The computational abilities of Thomas Fuller have been analyzed by many people in recent times, and many have concluded that he learned how to calculate back home in Africa before he was brought to the U.S.A. They do so to diminish his prowess and light. But while they try to do that, they in turn show the world that indeed Africans were not primitive, inferior, uncivilized, and backward as many European scholars claimed at the time (and even to date). It shows the world that truly Africans were way more advanced in sciences (a fact which has thousands of ancient artifacts and inventions to prove it).

Africans were advanced in mathematics and calculations before they encountered the caucasian man.

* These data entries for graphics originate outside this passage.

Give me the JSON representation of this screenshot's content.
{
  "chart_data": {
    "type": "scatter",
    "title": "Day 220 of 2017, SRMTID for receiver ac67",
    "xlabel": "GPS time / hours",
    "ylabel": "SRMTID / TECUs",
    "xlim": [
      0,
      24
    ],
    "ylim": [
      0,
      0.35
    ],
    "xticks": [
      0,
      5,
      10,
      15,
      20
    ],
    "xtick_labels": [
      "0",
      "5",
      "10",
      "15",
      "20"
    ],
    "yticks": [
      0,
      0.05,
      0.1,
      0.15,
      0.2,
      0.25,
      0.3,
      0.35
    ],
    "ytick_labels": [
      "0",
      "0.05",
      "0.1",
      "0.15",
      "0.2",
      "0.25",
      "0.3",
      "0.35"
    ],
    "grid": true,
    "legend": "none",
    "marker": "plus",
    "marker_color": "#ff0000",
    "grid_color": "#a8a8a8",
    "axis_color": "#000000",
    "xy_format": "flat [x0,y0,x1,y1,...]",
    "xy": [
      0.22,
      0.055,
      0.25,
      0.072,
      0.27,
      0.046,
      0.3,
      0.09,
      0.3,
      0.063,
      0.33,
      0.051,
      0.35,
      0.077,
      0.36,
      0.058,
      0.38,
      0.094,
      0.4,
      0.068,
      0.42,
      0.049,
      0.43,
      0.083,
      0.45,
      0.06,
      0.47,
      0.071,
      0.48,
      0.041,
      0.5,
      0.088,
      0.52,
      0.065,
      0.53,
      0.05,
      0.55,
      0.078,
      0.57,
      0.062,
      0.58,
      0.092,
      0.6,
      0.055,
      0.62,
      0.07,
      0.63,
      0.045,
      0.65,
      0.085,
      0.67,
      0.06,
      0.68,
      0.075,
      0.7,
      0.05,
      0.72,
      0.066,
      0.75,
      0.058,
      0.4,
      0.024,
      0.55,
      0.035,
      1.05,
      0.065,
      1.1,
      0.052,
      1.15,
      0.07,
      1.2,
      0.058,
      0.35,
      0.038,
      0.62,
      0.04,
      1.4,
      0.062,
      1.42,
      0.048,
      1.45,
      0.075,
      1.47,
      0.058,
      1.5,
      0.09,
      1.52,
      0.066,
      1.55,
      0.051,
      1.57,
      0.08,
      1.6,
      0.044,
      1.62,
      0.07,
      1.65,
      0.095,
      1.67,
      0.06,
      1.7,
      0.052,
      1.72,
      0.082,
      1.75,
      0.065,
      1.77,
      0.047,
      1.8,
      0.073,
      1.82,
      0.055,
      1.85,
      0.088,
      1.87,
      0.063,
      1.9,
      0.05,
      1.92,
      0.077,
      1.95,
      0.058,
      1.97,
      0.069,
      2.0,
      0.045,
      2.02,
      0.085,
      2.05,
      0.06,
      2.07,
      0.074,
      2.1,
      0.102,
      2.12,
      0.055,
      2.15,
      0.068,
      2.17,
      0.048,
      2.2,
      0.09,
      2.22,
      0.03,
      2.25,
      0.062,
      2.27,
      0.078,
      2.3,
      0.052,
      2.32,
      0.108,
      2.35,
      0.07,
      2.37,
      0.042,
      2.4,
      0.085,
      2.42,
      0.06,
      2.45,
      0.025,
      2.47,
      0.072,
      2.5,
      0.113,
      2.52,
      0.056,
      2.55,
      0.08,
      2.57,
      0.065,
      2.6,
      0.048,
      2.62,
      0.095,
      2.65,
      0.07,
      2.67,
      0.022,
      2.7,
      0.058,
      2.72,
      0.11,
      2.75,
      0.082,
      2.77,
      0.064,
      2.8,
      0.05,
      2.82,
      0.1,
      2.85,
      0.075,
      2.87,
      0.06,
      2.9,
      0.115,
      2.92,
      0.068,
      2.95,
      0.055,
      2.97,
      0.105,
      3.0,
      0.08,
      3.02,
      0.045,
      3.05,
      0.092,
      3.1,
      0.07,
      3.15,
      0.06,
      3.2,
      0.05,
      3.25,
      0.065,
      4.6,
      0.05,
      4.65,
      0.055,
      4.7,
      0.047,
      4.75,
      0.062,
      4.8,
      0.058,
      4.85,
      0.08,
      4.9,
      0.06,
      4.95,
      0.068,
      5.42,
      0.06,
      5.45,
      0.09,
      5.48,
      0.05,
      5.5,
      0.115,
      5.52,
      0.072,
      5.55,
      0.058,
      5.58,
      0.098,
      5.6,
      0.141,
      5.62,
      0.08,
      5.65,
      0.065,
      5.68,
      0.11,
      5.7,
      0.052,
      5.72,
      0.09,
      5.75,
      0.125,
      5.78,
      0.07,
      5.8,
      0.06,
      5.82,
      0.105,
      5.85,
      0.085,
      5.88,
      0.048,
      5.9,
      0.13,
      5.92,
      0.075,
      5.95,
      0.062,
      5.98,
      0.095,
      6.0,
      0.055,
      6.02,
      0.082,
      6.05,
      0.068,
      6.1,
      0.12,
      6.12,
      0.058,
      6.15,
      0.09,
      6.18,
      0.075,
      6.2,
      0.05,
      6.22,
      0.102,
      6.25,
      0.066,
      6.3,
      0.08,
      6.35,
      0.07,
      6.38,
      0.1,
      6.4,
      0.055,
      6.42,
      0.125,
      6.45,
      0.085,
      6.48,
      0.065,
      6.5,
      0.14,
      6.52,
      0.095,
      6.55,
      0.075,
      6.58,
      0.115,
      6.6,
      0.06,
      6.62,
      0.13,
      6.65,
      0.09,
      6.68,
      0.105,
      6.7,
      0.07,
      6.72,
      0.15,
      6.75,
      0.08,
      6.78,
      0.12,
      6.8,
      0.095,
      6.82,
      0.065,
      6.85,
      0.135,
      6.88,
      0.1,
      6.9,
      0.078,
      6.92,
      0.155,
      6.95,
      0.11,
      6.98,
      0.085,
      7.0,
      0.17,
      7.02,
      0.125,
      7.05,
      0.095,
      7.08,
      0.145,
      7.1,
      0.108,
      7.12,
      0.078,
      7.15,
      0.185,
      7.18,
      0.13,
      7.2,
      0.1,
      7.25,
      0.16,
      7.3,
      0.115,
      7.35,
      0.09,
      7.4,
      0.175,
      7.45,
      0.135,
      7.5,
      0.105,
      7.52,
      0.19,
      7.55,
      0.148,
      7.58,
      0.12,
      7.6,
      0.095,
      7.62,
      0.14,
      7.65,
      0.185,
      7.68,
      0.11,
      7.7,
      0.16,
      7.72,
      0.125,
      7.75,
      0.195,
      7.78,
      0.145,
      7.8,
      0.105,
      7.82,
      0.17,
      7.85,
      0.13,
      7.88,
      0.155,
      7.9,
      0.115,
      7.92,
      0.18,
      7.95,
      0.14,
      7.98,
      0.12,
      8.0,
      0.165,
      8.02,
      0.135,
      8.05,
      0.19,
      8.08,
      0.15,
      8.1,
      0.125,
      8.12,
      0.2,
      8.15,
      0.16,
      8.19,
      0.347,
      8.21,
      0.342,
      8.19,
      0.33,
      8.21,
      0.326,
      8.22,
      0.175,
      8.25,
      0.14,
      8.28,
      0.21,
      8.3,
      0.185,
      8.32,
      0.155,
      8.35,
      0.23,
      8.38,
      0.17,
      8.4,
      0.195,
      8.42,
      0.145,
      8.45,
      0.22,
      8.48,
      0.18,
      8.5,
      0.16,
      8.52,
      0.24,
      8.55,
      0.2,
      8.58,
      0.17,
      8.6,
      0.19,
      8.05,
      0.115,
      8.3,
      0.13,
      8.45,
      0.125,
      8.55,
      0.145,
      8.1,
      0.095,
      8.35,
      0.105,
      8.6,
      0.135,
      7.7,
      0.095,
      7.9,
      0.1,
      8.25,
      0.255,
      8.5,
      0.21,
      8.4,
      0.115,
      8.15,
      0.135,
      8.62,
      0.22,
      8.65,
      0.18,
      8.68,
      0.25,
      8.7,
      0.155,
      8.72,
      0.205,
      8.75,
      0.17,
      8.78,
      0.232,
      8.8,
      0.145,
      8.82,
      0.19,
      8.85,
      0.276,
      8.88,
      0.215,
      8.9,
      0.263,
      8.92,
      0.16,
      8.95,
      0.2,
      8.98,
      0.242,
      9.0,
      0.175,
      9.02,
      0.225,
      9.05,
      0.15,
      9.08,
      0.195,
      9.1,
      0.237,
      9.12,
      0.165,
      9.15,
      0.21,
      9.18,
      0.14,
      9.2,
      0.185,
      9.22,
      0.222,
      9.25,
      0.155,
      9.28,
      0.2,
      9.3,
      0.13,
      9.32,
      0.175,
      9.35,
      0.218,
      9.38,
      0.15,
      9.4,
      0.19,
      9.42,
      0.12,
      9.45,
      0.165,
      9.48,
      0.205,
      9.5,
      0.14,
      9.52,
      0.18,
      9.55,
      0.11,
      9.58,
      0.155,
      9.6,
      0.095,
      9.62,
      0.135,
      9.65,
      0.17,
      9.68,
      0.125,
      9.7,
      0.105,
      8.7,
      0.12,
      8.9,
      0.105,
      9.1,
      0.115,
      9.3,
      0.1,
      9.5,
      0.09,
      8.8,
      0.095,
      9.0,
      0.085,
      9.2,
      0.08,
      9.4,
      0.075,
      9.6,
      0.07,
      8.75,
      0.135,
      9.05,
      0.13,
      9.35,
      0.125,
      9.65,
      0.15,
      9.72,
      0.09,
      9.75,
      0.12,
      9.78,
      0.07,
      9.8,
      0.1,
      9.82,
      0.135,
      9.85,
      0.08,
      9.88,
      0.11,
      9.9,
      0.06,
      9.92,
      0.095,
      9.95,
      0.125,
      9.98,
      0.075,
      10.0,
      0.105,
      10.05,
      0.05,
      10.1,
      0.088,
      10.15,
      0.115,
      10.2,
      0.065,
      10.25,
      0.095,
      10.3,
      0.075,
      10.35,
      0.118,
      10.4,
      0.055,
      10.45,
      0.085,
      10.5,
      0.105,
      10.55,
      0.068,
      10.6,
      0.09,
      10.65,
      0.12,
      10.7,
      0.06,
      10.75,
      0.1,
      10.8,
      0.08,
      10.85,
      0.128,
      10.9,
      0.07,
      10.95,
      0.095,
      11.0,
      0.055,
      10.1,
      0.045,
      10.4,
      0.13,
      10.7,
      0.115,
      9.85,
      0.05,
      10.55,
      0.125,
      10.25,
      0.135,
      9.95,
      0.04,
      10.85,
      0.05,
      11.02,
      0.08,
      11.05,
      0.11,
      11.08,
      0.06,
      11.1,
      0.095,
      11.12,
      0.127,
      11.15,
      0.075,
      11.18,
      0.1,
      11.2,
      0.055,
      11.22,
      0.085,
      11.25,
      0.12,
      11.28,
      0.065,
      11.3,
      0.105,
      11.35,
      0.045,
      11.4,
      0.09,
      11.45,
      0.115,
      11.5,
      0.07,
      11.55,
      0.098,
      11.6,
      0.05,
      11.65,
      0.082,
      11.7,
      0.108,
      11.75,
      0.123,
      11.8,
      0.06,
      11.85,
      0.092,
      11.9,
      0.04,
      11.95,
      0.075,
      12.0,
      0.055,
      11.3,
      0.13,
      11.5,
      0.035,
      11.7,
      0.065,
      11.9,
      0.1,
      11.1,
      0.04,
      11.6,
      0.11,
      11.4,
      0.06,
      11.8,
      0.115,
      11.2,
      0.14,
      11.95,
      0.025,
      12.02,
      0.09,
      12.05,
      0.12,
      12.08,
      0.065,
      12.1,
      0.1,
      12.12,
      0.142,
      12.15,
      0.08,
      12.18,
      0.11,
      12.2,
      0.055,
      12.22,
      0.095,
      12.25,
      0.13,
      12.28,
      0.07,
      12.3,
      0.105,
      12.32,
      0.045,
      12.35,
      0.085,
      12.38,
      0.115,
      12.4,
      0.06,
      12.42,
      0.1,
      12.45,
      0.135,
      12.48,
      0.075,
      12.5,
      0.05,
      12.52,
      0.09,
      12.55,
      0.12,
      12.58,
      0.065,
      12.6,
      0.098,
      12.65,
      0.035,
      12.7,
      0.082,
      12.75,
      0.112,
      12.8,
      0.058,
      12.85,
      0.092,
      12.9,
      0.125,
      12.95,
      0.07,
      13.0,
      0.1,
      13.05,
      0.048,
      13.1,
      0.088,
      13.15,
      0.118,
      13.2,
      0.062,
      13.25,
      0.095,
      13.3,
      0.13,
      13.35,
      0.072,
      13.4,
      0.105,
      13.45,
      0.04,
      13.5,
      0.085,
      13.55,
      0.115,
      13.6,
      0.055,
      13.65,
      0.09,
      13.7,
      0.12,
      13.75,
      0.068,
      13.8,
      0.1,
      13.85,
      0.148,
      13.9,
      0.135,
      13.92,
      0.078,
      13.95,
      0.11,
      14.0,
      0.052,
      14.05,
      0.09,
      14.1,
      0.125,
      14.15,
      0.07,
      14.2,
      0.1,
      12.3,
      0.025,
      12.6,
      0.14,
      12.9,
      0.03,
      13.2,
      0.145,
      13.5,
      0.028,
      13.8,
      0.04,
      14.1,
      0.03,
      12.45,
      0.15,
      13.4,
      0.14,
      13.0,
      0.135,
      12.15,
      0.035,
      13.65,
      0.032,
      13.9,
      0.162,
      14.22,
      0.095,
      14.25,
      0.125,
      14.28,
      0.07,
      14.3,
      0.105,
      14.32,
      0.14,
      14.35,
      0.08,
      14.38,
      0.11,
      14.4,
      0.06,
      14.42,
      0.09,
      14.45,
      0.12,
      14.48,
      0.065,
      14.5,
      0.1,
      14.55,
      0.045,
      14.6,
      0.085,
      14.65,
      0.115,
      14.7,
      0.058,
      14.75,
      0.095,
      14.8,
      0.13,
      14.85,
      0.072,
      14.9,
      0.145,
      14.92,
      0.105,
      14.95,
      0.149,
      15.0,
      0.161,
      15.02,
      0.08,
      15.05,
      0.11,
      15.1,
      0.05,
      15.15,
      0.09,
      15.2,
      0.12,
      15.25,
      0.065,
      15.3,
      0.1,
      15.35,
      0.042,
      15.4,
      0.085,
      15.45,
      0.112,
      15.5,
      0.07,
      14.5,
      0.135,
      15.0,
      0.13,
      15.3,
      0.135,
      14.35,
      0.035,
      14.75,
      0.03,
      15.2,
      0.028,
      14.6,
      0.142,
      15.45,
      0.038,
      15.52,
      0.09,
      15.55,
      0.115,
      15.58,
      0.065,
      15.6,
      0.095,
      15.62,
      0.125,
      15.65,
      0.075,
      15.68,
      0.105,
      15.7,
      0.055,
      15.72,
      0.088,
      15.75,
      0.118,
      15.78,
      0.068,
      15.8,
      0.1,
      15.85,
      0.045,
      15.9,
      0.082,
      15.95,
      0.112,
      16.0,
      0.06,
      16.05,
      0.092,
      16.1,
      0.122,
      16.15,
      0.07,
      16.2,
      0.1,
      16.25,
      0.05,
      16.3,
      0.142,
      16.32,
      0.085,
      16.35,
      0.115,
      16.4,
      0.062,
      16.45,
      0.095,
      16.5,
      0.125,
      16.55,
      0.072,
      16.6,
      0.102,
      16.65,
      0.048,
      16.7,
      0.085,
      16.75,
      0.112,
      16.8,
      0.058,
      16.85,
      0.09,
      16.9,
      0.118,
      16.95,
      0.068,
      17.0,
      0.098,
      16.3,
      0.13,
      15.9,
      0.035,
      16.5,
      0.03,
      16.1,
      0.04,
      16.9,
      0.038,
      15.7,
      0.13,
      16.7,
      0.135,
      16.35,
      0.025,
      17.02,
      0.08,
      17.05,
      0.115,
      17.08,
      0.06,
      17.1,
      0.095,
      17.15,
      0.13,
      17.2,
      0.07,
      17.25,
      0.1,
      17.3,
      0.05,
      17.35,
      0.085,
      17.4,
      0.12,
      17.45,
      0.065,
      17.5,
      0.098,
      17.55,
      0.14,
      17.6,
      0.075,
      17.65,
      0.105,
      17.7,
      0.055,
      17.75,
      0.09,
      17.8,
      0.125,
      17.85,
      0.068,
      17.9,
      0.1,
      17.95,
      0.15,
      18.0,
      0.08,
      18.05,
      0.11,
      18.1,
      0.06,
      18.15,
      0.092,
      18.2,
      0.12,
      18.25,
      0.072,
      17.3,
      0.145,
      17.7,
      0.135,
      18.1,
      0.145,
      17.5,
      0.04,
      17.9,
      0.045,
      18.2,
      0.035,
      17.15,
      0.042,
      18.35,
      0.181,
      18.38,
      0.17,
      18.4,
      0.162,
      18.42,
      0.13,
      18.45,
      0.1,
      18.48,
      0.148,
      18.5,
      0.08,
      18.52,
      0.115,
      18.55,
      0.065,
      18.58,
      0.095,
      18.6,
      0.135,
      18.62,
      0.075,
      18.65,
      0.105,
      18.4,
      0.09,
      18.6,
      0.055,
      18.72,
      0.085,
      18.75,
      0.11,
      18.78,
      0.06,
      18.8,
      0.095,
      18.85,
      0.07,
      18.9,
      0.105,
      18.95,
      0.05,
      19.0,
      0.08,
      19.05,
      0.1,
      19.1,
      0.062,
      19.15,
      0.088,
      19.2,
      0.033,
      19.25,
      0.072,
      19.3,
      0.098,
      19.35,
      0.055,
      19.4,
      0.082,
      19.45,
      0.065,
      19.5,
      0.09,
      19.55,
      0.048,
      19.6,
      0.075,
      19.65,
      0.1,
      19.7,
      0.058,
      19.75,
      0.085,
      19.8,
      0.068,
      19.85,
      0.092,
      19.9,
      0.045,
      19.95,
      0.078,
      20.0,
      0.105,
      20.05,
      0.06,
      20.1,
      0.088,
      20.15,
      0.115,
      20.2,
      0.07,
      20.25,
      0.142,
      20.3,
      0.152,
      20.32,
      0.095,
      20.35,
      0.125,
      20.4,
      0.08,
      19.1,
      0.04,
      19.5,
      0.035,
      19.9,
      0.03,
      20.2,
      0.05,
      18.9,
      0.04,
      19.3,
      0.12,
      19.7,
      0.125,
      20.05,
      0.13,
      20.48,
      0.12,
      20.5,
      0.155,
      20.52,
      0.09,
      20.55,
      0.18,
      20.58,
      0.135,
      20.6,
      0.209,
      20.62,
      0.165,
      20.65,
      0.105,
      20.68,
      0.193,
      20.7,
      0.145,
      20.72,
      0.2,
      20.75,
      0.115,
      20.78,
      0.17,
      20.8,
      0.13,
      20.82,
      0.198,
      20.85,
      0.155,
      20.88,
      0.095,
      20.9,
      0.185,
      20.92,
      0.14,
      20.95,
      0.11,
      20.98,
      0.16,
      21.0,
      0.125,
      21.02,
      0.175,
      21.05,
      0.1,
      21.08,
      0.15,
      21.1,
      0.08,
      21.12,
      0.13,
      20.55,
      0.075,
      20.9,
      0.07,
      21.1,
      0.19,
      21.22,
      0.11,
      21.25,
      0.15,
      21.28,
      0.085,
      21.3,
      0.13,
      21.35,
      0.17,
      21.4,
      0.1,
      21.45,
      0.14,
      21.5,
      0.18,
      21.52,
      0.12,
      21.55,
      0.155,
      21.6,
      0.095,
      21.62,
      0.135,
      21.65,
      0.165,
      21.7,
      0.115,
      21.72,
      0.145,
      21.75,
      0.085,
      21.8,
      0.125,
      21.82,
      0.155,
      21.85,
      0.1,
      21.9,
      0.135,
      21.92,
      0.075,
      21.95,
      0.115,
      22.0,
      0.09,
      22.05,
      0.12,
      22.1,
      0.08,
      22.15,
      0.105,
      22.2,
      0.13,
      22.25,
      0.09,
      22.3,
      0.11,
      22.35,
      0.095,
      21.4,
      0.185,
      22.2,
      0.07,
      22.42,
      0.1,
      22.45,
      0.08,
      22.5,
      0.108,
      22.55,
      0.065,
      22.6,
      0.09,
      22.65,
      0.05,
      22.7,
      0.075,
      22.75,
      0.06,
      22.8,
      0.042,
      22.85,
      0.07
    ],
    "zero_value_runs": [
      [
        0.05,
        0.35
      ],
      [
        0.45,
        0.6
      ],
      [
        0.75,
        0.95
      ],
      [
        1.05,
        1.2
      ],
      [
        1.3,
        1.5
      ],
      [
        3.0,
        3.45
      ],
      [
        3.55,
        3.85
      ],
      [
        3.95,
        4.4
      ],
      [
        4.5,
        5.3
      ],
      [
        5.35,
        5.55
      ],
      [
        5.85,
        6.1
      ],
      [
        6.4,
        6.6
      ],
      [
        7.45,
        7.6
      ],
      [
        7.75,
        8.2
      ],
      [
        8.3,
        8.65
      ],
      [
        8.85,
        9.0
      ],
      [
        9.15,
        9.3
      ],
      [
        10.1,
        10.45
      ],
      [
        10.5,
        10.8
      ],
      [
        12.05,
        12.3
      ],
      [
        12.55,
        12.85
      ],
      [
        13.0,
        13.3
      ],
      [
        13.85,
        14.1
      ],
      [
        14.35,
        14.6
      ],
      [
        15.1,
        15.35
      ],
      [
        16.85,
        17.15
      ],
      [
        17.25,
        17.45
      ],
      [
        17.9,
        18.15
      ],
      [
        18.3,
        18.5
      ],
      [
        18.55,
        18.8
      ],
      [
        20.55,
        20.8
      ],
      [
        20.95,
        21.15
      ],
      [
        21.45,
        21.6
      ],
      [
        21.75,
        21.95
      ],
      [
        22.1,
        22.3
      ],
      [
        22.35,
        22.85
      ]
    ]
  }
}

To buttress our point, here is a  passage that was written by Thomas Clarkson in 1788 which described the purchase of African slaves from an African dealer: “It is astonishing with what facility the African brokers reckon up the exchange of European goods for slaves. One of these brokers has ten slaves to sell, and for each of these, he demands ten different articles. He reduces them immediately by the head to bars, coppers, ounces… and immediately strikes the balance. The European, on the other hand, takes his pen, and with great deliberation, and with all the advantage of arithmetic and letters, begins to estimate also. He is so unfortunate, as to make a mistake: but he no sooner errs, than he is detected by this man of inferior capacity, whom he can neither deceive in the name or quality of his goods, nor in the balance of his account.”